Claro que essa quitação somente atinge as verbas rescisórias que se encontram no termo de rescisão, na forma do art. 477, § 2º, da CLT:
“Art. 477 (…)
§ 2º – O instrumento de rescisão ou recibo de quitação, qualquer que seja a causa ou forma de dissolução do contrato, deve ter especificada a natureza de cada parcela paga ao empregado e discriminado o seu valor, sendo válida a quitação, apenas, relativamente às mesmas parcelas.”

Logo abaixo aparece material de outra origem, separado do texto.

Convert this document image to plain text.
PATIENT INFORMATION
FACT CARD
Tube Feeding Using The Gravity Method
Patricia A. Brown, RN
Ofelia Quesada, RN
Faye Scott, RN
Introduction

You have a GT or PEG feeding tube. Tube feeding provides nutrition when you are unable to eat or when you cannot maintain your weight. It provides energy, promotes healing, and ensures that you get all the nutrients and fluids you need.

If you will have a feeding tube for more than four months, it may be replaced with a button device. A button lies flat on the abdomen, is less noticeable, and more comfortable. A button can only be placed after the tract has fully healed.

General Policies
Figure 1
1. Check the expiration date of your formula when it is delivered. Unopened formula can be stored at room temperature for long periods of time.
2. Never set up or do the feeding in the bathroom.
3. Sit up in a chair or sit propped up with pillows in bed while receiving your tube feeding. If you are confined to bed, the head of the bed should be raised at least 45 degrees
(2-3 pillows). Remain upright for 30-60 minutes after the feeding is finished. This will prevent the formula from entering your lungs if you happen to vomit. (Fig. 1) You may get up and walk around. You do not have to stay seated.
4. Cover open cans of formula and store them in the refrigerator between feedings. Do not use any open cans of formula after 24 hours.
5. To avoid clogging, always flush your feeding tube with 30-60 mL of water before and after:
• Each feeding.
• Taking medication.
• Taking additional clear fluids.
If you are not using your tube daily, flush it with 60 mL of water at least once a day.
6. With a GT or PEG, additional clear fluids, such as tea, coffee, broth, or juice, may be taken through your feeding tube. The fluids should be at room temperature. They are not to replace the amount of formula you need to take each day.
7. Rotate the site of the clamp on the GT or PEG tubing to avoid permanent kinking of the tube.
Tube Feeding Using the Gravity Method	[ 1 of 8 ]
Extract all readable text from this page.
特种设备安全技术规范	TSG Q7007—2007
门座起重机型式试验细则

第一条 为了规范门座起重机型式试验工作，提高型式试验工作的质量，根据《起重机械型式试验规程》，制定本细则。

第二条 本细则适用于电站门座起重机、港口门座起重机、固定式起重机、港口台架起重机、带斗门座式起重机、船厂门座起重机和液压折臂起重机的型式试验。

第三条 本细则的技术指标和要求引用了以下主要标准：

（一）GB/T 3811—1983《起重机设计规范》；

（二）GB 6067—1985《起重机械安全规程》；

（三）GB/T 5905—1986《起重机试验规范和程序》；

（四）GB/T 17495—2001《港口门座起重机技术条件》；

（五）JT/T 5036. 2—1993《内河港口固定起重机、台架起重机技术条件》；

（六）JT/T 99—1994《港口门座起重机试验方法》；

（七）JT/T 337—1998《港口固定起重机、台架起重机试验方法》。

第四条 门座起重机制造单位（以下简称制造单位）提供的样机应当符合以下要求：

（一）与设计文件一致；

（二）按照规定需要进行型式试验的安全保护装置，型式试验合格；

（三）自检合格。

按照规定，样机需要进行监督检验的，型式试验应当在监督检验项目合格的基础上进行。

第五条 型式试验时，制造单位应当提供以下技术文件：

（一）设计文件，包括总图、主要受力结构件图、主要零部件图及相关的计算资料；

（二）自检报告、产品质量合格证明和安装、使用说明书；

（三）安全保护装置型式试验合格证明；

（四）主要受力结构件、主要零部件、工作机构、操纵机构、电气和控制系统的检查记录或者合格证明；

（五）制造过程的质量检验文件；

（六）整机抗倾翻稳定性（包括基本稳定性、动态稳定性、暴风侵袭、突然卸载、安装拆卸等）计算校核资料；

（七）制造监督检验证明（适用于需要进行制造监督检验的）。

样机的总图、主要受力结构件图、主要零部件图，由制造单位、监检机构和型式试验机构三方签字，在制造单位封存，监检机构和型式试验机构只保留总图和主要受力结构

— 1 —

QUITAÇÃO. VALIDADE (mantida) – Res. 121/2003, DJ 19, 20 e 21.11.2003
Na mesma direção segue a Súmula 330 do Tribunal Superior do Trabalho:
“A quitação passada pelo empregado, com assistência de entidade sindical de sua categoria, ao empregador, com observância dos requisitos exigidos nos parágrafos do art. 477 da CLT, tem eficácia liberatória em relação às parcelas expressamente consignadas no recibo, salvo se oposta ressalva expressa e especificada ao valor dado à parcela ou parcelas impugnadas.
I – A quitação não abrange parcelas não consignadas no recibo de quitação e, conseqüentemente, seus reflexos em outras parcelas, ainda que estas constem desse recibo.
II – Quanto a direitos que deveriam ter sido satisfeitos durante a vigência do contrato de trabalho, a quitação é válida em relação ao período expressamente consignado no recibo de quitação.”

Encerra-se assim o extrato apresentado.